HAVING clause for filtering the rows not for other purpose
Basically HAVING clause is used to filter the rows after all the rows are selected. It is just like a filter. We should avoid HAVING clause for any other purposes. Considering below example:
Use:
SELECT cellName, count(cellName)
FROM internal_channel_switching
WHERE cellName != ‘1059’
AND cellName != ‘5730’
GROUP BY cellName;
Instead of:
SELECT cellName, count(cellName)
FROM internal_channel_switching
GROUP BY cellName
HAVING cellName != ‘1059’ AND cellName != ‘5730’;
Minimizing number of subquery blocks in the query
Sometimes you may have more than one subqueries in your main query. Try to minimize the number of subquery block in your query. Considering below example:
SELECT name
FROM employee
WHERE (salary, age) = (SELECT MAX (salary), MAX (age)
FROM employee_details) AND emp_dept = ‘Computer Science;
instead of
SELECT name
FROM employee
WHERE salary = (SELECT MAX(salary) FROM employee_details)
AND age = (SELECT MAX(age) FROM employee_details) AND emp_dept = ‘Computer Science’;
Use operator EXISTS, IN and table joins appropriately in your query
- Usually IN has the slowest performance.
- IN is efficient when most of the filter criteria is in the sub-query.
- EXISTS is efficient when most of the filter criteria is in the main query.
Considering below example
Use:
Select * from product p
where EXISTS (select * from order_items o
where o.product_id = p.product_id)
Instead of:
Select * from product p
where product_id IN (select product_id from order_items)
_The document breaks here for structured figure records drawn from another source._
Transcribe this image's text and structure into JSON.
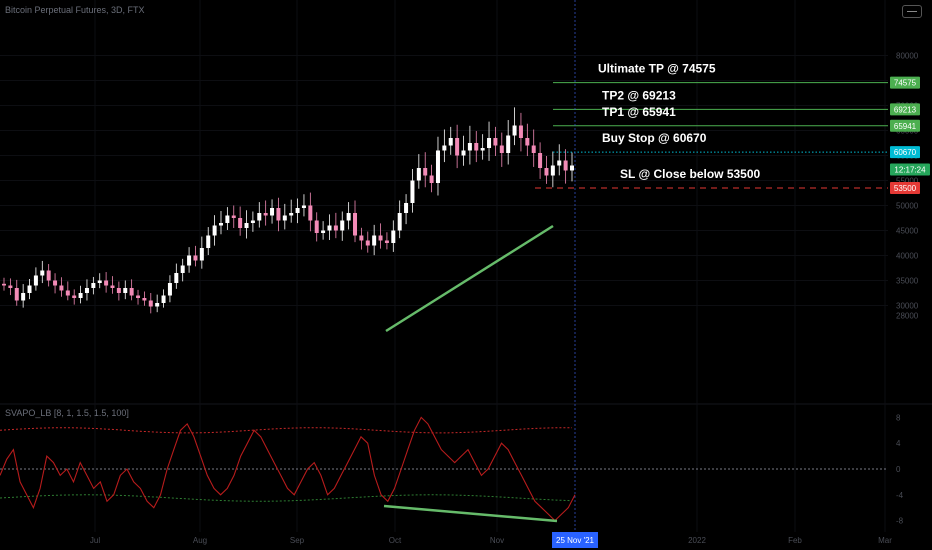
{
  "header": {
    "symbol_title": "Bitcoin Perpetual Futures, 3D, FTX",
    "indicator_title": "SVAPO_LB [8, 1, 1.5, 1.5, 100]"
  },
  "chart_data": {
    "type": "candlestick",
    "timeframe": "3D",
    "ylim": [
      26000,
      84000
    ],
    "y_ticks": [
      80000,
      75000,
      70000,
      65000,
      60000,
      55000,
      50000,
      45000,
      40000,
      35000,
      30000
    ],
    "y_ticks_partial": [
      28000
    ],
    "x_ticks": [
      "Jul",
      "Aug",
      "Sep",
      "Oct",
      "Nov",
      "2022",
      "Feb",
      "Mar"
    ],
    "crosshair_date": "25 Nov '21",
    "current_countdown": "12:17:24",
    "levels": [
      {
        "label": "Ultimate TP @ 74575",
        "value": 74575,
        "tag": "74575",
        "color": "#4caf50",
        "style": "solid"
      },
      {
        "label": "TP2 @ 69213",
        "value": 69213,
        "tag": "69213",
        "color": "#4caf50",
        "style": "solid"
      },
      {
        "label": "TP1 @ 65941",
        "value": 65941,
        "tag": "65941",
        "color": "#4caf50",
        "style": "solid"
      },
      {
        "label": "Buy Stop @ 60670",
        "value": 60670,
        "tag": "60670",
        "color": "#00bcd4",
        "style": "dotted"
      },
      {
        "label": "SL @ Close below 53500",
        "value": 53500,
        "tag": "53500",
        "color": "#e53935",
        "style": "dashed"
      }
    ],
    "current_price": 57200,
    "close_approx": [
      34000,
      33500,
      31000,
      32500,
      34000,
      36000,
      37000,
      35000,
      34000,
      33000,
      32000,
      31500,
      32500,
      33500,
      34500,
      35000,
      34000,
      33500,
      32500,
      33500,
      32000,
      31500,
      31000,
      29800,
      30500,
      32000,
      34500,
      36500,
      38000,
      40000,
      39000,
      41500,
      44000,
      46000,
      46500,
      48000,
      47500,
      45500,
      46500,
      47000,
      48500,
      48000,
      49500,
      47000,
      48000,
      48500,
      49500,
      50000,
      47000,
      44500,
      45000,
      46000,
      45000,
      47000,
      48500,
      44000,
      43000,
      42000,
      44000,
      43000,
      42500,
      45000,
      48500,
      50500,
      55000,
      57500,
      56000,
      54500,
      61000,
      62000,
      63500,
      60000,
      61000,
      62500,
      61000,
      61500,
      63500,
      62000,
      60500,
      64000,
      66000,
      63500,
      62000,
      60500,
      57500,
      56000,
      58000,
      59000,
      57000,
      58000
    ],
    "indicator": {
      "name": "SVAPO_LB",
      "ylim": [
        -9,
        9
      ],
      "y_ticks": [
        8,
        4,
        0,
        -4,
        -8
      ],
      "upper_band": 6,
      "lower_band": -4.5
    }
  },
  "colors": {
    "background": "#000000",
    "candle_up": "#ffffff",
    "candle_down": "#f28ab6",
    "trendline": "#66bb6a",
    "svapo_line": "#b71c1c",
    "upper_band": "#c62828",
    "lower_band": "#2e7d32"
  }
}
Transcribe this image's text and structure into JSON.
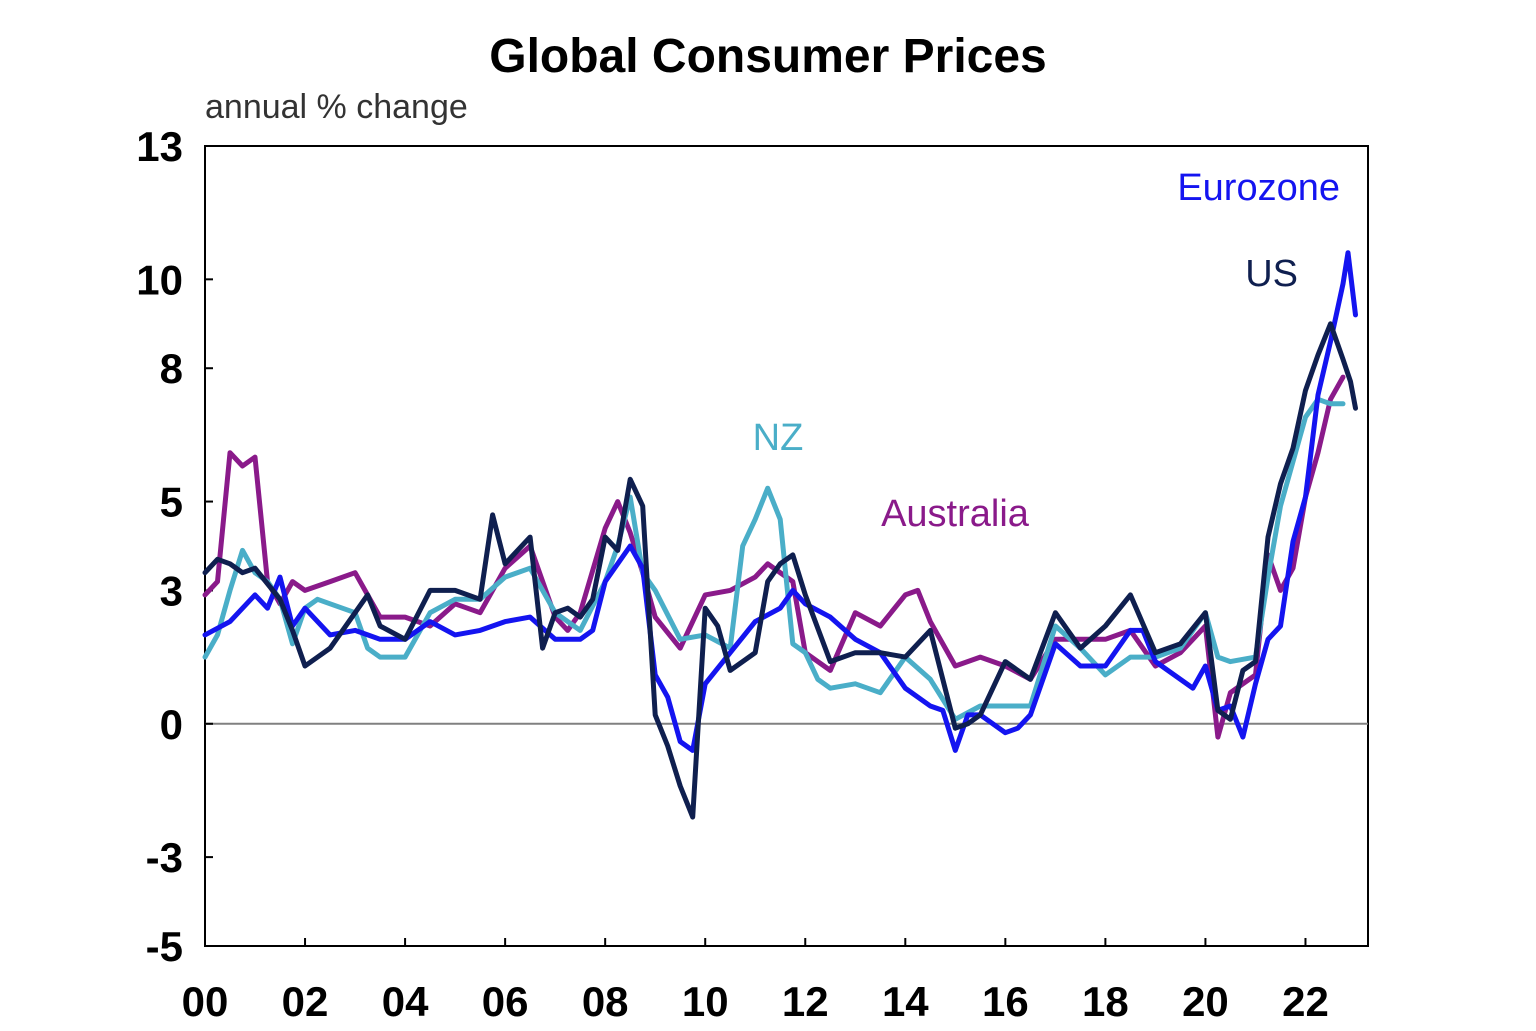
{
  "chart_data": {
    "type": "line",
    "title": "Global Consumer Prices",
    "ylabel": "annual % change",
    "xlabel": "",
    "ylim": [
      -5,
      13
    ],
    "xlim": [
      2000,
      2023.25
    ],
    "y_ticks": [
      13,
      10,
      8,
      5,
      3,
      0,
      -3,
      -5
    ],
    "y_tick_labels": [
      "13",
      "10",
      "8",
      "5",
      "3",
      "0",
      "-3",
      "-5"
    ],
    "x_ticks": [
      2000,
      2002,
      2004,
      2006,
      2008,
      2010,
      2012,
      2014,
      2016,
      2018,
      2020,
      2022
    ],
    "x_tick_labels": [
      "00",
      "02",
      "04",
      "06",
      "08",
      "10",
      "12",
      "14",
      "16",
      "18",
      "20",
      "22"
    ],
    "zero_line": true,
    "grid": false,
    "colors": {
      "Eurozone": "#1414f0",
      "US": "#0f1f4f",
      "NZ": "#4aaec8",
      "Australia": "#8a1a8a"
    },
    "series": [
      {
        "name": "Eurozone",
        "x": [
          2000.0,
          2000.5,
          2001.0,
          2001.25,
          2001.5,
          2001.75,
          2002.0,
          2002.5,
          2003.0,
          2003.5,
          2004.0,
          2004.5,
          2005.0,
          2005.5,
          2006.0,
          2006.5,
          2007.0,
          2007.5,
          2007.75,
          2008.0,
          2008.5,
          2008.75,
          2009.0,
          2009.25,
          2009.5,
          2009.75,
          2010.0,
          2010.5,
          2011.0,
          2011.5,
          2011.75,
          2012.0,
          2012.5,
          2013.0,
          2013.5,
          2014.0,
          2014.5,
          2014.75,
          2015.0,
          2015.25,
          2015.5,
          2016.0,
          2016.25,
          2016.5,
          2017.0,
          2017.5,
          2018.0,
          2018.5,
          2018.75,
          2019.0,
          2019.5,
          2019.75,
          2020.0,
          2020.25,
          2020.5,
          2020.75,
          2021.0,
          2021.25,
          2021.5,
          2021.75,
          2022.0,
          2022.25,
          2022.5,
          2022.75,
          2022.85,
          2023.0
        ],
        "values": [
          2.0,
          2.3,
          2.9,
          2.6,
          3.3,
          2.2,
          2.6,
          2.0,
          2.1,
          1.9,
          1.9,
          2.3,
          2.0,
          2.1,
          2.3,
          2.4,
          1.9,
          1.9,
          2.1,
          3.2,
          4.0,
          3.5,
          1.1,
          0.6,
          -0.4,
          -0.6,
          0.9,
          1.6,
          2.3,
          2.6,
          3.0,
          2.7,
          2.4,
          1.9,
          1.6,
          0.8,
          0.4,
          0.3,
          -0.6,
          0.2,
          0.2,
          -0.2,
          -0.1,
          0.2,
          1.8,
          1.3,
          1.3,
          2.1,
          2.1,
          1.4,
          1.0,
          0.8,
          1.3,
          0.3,
          0.4,
          -0.3,
          0.9,
          1.9,
          2.2,
          4.1,
          5.1,
          7.4,
          8.6,
          9.9,
          10.6,
          9.2
        ]
      },
      {
        "name": "US",
        "x": [
          2000.0,
          2000.25,
          2000.5,
          2000.75,
          2001.0,
          2001.5,
          2001.75,
          2002.0,
          2002.25,
          2002.5,
          2003.0,
          2003.25,
          2003.5,
          2004.0,
          2004.5,
          2005.0,
          2005.5,
          2005.75,
          2006.0,
          2006.5,
          2006.75,
          2007.0,
          2007.25,
          2007.5,
          2007.75,
          2008.0,
          2008.25,
          2008.5,
          2008.75,
          2009.0,
          2009.25,
          2009.5,
          2009.75,
          2010.0,
          2010.25,
          2010.5,
          2011.0,
          2011.25,
          2011.5,
          2011.75,
          2012.0,
          2012.5,
          2013.0,
          2013.5,
          2014.0,
          2014.5,
          2015.0,
          2015.25,
          2015.5,
          2016.0,
          2016.5,
          2017.0,
          2017.25,
          2017.5,
          2018.0,
          2018.5,
          2019.0,
          2019.5,
          2020.0,
          2020.25,
          2020.5,
          2020.75,
          2021.0,
          2021.25,
          2021.5,
          2021.75,
          2022.0,
          2022.25,
          2022.5,
          2022.75,
          2022.9,
          2023.0
        ],
        "values": [
          3.4,
          3.7,
          3.6,
          3.4,
          3.5,
          2.8,
          2.1,
          1.3,
          1.5,
          1.7,
          2.5,
          2.9,
          2.2,
          1.9,
          3.0,
          3.0,
          2.8,
          4.7,
          3.6,
          4.2,
          1.7,
          2.5,
          2.6,
          2.4,
          2.8,
          4.2,
          3.9,
          5.5,
          4.9,
          0.2,
          -0.5,
          -1.4,
          -2.1,
          2.6,
          2.2,
          1.2,
          1.6,
          3.2,
          3.6,
          3.8,
          2.9,
          1.4,
          1.6,
          1.6,
          1.5,
          2.1,
          -0.1,
          0.0,
          0.2,
          1.4,
          1.0,
          2.5,
          2.1,
          1.7,
          2.2,
          2.9,
          1.6,
          1.8,
          2.5,
          0.3,
          0.1,
          1.2,
          1.4,
          4.2,
          5.4,
          6.2,
          7.5,
          8.3,
          9.0,
          8.2,
          7.7,
          7.1
        ]
      },
      {
        "name": "NZ",
        "x": [
          2000.0,
          2000.25,
          2000.5,
          2000.75,
          2001.0,
          2001.25,
          2001.5,
          2001.75,
          2002.0,
          2002.25,
          2002.5,
          2003.0,
          2003.25,
          2003.5,
          2004.0,
          2004.5,
          2005.0,
          2005.5,
          2006.0,
          2006.5,
          2007.0,
          2007.5,
          2008.0,
          2008.25,
          2008.5,
          2008.75,
          2009.0,
          2009.5,
          2010.0,
          2010.5,
          2010.75,
          2011.0,
          2011.25,
          2011.5,
          2011.75,
          2012.0,
          2012.25,
          2012.5,
          2013.0,
          2013.5,
          2014.0,
          2014.5,
          2015.0,
          2015.5,
          2016.0,
          2016.5,
          2017.0,
          2017.5,
          2018.0,
          2018.5,
          2019.0,
          2019.5,
          2020.0,
          2020.25,
          2020.5,
          2021.0,
          2021.25,
          2021.5,
          2021.75,
          2022.0,
          2022.25,
          2022.5,
          2022.75
        ],
        "values": [
          1.5,
          2.0,
          3.0,
          3.9,
          3.4,
          3.2,
          2.8,
          1.8,
          2.6,
          2.8,
          2.7,
          2.5,
          1.7,
          1.5,
          1.5,
          2.5,
          2.8,
          2.8,
          3.3,
          3.5,
          2.5,
          2.1,
          3.2,
          4.0,
          5.1,
          3.4,
          3.0,
          1.9,
          2.0,
          1.7,
          4.0,
          4.6,
          5.3,
          4.6,
          1.8,
          1.6,
          1.0,
          0.8,
          0.9,
          0.7,
          1.5,
          1.0,
          0.1,
          0.4,
          0.4,
          0.4,
          2.2,
          1.7,
          1.1,
          1.5,
          1.5,
          1.7,
          2.5,
          1.5,
          1.4,
          1.5,
          3.3,
          4.9,
          5.9,
          6.9,
          7.3,
          7.2,
          7.2
        ]
      },
      {
        "name": "Australia",
        "x": [
          2000.0,
          2000.25,
          2000.5,
          2000.75,
          2001.0,
          2001.25,
          2001.5,
          2001.75,
          2002.0,
          2002.5,
          2003.0,
          2003.5,
          2004.0,
          2004.5,
          2005.0,
          2005.5,
          2006.0,
          2006.5,
          2007.0,
          2007.25,
          2007.5,
          2008.0,
          2008.25,
          2008.5,
          2008.75,
          2009.0,
          2009.5,
          2010.0,
          2010.5,
          2011.0,
          2011.25,
          2011.5,
          2011.75,
          2012.0,
          2012.5,
          2013.0,
          2013.5,
          2014.0,
          2014.25,
          2014.5,
          2015.0,
          2015.5,
          2016.0,
          2016.5,
          2017.0,
          2017.5,
          2018.0,
          2018.5,
          2019.0,
          2019.5,
          2020.0,
          2020.25,
          2020.5,
          2020.75,
          2021.0,
          2021.25,
          2021.5,
          2021.75,
          2022.0,
          2022.25,
          2022.5,
          2022.75
        ],
        "values": [
          2.9,
          3.2,
          6.1,
          5.8,
          6.0,
          3.2,
          2.7,
          3.2,
          3.0,
          3.2,
          3.4,
          2.4,
          2.4,
          2.2,
          2.7,
          2.5,
          3.5,
          4.0,
          2.4,
          2.1,
          2.5,
          4.4,
          5.0,
          4.3,
          3.4,
          2.4,
          1.7,
          2.9,
          3.0,
          3.3,
          3.6,
          3.4,
          3.2,
          1.6,
          1.2,
          2.5,
          2.2,
          2.9,
          3.0,
          2.3,
          1.3,
          1.5,
          1.3,
          1.0,
          1.9,
          1.9,
          1.9,
          2.1,
          1.3,
          1.6,
          2.2,
          -0.3,
          0.7,
          0.9,
          1.1,
          3.8,
          3.0,
          3.5,
          5.1,
          6.1,
          7.3,
          7.8
        ]
      }
    ],
    "series_labels": [
      {
        "name": "Eurozone",
        "text": "Eurozone"
      },
      {
        "name": "US",
        "text": "US"
      },
      {
        "name": "NZ",
        "text": "NZ"
      },
      {
        "name": "Australia",
        "text": "Australia"
      }
    ]
  }
}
Giving importance to the conditions in WHERE clause
Recommended
SELECT emp_id, first_name, salary FROM employee WHERE salary > 50000;
Not recommended
SELECT emp_id, first_name, salary FROM employee WHERE salary != 50000;
Recommended
SELECT emp_id, first_name, salary
FROM employee
WHERE first_name LIKE 'Pravat%';
Not recommended
SELECT emp_id, first_name, salary
FROM employee
WHERE SUBSTR(first_name,1,3) = 'Pra';
Recommended
SELECT emp_id, first_name, salary
FROM employee
WHERE first_name LIKE NVL ( :name, '%');
Not Recommended
SELECT emp_id, first_name, salary
FROM employee
WHERE first_name = NVL ( :name, first_name);
Recommended
SELECT product_id, product_name
FROM product
WHERE unit_price BETWEEN MAX(unit_price) and MIN(unit_price)
Not Recommended
SELECT product_id, product_name
FROM product
WHERE unit_price >= MAX(unit_price)
and unit_price <= MIN(unit_price)
Recommended
SELECT emp_id, first_name, salary
FROM employee WHERE dept = 'ComputerScience'
AND location = 'Singapore';
Not Recommended
SELECT emp_id, first_name, salary
FROM employee
WHERE dept || location= 'ComputerScienceSingapore';
Use non-column expression on one side of the query because it will be processed earlier.
Recommended
SELECT emp_id, first_name, salary
FROM employee
WHERE salary < 25000;
Not Recommended
SELECT emp_id, first_name, salary
FROM employee
WHERE salary + 10000 < 35000;
Recommended
SELECT emp_id, first_name, age
FROM employee_details
WHERE age > 35;
Not Recommended
SELECT emp_id, first_name, age
FROM employee_details
WHERE age NOT = 35;
Better to limit the data flow down the queries in HQL scripts
Basically while executing the HQL script, the sequence of query getting executed from top to bottom and the volume of data that flows each level down is the factor that decides performance. Here we need to ensure that make sure that the data filtration happens on the first few stages rather than bringing unwanted data to bottom. This will give you significant performance numbers as the queries down the lane will have very less data to crunch on. Here we need to understand the requirement or the existing SQL script and design your hive job considering data flow
Conclusion
Improvement of performance or computational cost etc. of a query is important. In MapReduce environment, we can use metadata statistics to further optimize query plan. Column level statistics and table level statistics can be collected for analyzing the execution plan to optimize further.